REUTERS/Hannah McKay
President Erdogan expects tight monetary policy to help bring down inflation to single digits again.
  • Erdogan says tight monetary policy will lower inflation
  • Economic growth seen 4.4% in 2023, 4% in 2024
  • Central bank hiked rates aggressively to 25% from 8.5%

Turkey jacked up its inflation forecasts and cut those of economic growth on Wednesday, as President Tayyip Erdoğan appeared to endorse the big interest rate hikes that are driving a turnaround toward more orthodox policies.

Since the policy U-turn began in June, analysts have applauded what they said was a more realistic effort to address years of soaring inflation, but cautioned that the short-term economic pain could test Erdoğan’s patience.

The government said it sees annual inflation rising to 65 percent by year end before dipping to 33 percent next year, up from 24.9 percent and 13.8 percent, respectively, in forecasts it published a year ago.

It trimmed GDP growth forecasts to 4.4 percent this year and four percent next year – which is still higher than most economists expect – from five percent and 5.5 percent previously. The current account deficit is expected to be $42.5 billion in 2023 and $34.7 billion in 2024.

The forecast in Ankara’s annual “medium-term programme” is seen as a milestone in a broader policy U-turn that began in June when Erdoğan named a new cabinet and central bank chief.

The central bank has since aggressively hiked rates to 25 percent from 8.5 percent.

“With the support of tight monetary policy, we will bring down inflation to single digits again and improve the current account balance,” Erdoğan said in presenting the programme.

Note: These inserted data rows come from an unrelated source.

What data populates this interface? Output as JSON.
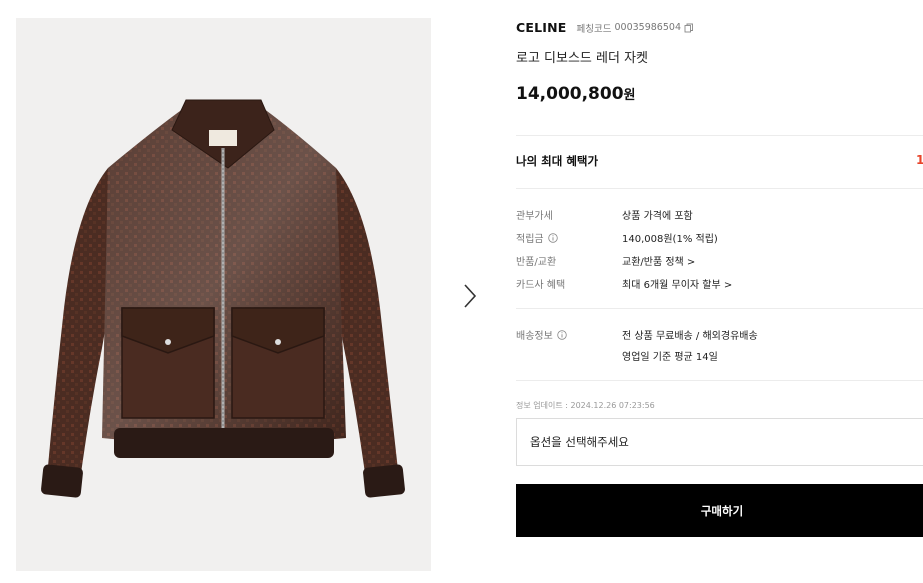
{
  "product": {
    "brand": "CELINE",
    "code_label": "페칭코드",
    "code_value": "00035986504",
    "title": "로고 디보스드 레더 자켓",
    "price": "14,000,800",
    "price_unit": "원"
  },
  "benefit": {
    "label": "나의 최대 혜택가",
    "amount_partial": "1"
  },
  "details": [
    {
      "label": "관부가세",
      "value": "상품 가격에 포함"
    },
    {
      "label": "적립금",
      "value": "140,008원(1% 적립)"
    },
    {
      "label": "반품/교환",
      "value": "교환/반품 정책 >"
    },
    {
      "label": "카드사 혜택",
      "value": "최대 6개월 무이자 할부 >"
    }
  ],
  "shipping": {
    "label": "배송정보",
    "line1": "전 상품 무료배송 / 해외경유배송",
    "line2": "영업일 기준 평균 14일"
  },
  "update_info": "정보 업데이트 : 2024.12.26 07:23:56",
  "option_placeholder": "옵션을 선택해주세요",
  "buy_label": "구매하기",
  "icons": {
    "next": "chevron-right-icon",
    "copy": "copy-icon",
    "info": "info-icon"
  },
  "colors": {
    "accent": "#e8442a",
    "button_bg": "#000000",
    "jacket": "#4a2e24"
  }
}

“We will definitely not compromise on economic growth during the period of this programme,” he said.

The comment marks a rhetorical pivot for Erdoğan, who for years had openly opposed high rates on the unorthodox grounds that they stoke inflation, and who once described himself as an “enemy” of interest rates.

But after his May re-election, Erdoğan – faced with deep economic strains and badly depleted forex reserves – named Finance Minister Mehmet Simsek and Central Bank Governor Hafize Gaye Erkan to start hiking rates and begin freeing up credit and forex markets.

The lira has since shed 25 percent and, largely due to this depreciation, annual inflation jumped to near 59 percent last month. The currency was stable at 26.8175 to the dollar at 13:02 GMT.

The programme’s GDP forecasts imply Ankara predicts the lira will trade on average around 23.9 this year and 36.8 next year.

Slowing economy

The economy is expected to slow through year-end – and ahead of nationwide municipal elections set for March next year – as stimulus tied to the May elections fades and as the 1,650 basis-points in rate hikes start to weigh.

A Reuters poll last month showed expectations of 2.9 percent full-year growth, lower than trend in the emerging market economy that seeks to reverse a years-long exodus of foreign investors.

Erdoğan has fired four central bank governors in four years. His past push to slash rates despite rising prices led to a historic currency crash in late 2021 and sent inflation to a peak above 85% last year.

“The risk is ever-present that Erdogan could lose patience,” said Commerzbank analyst Tatha Ghose.

Inflation will “be very high for an extended period of time, which will trigger second-round effects such as wage settlements.”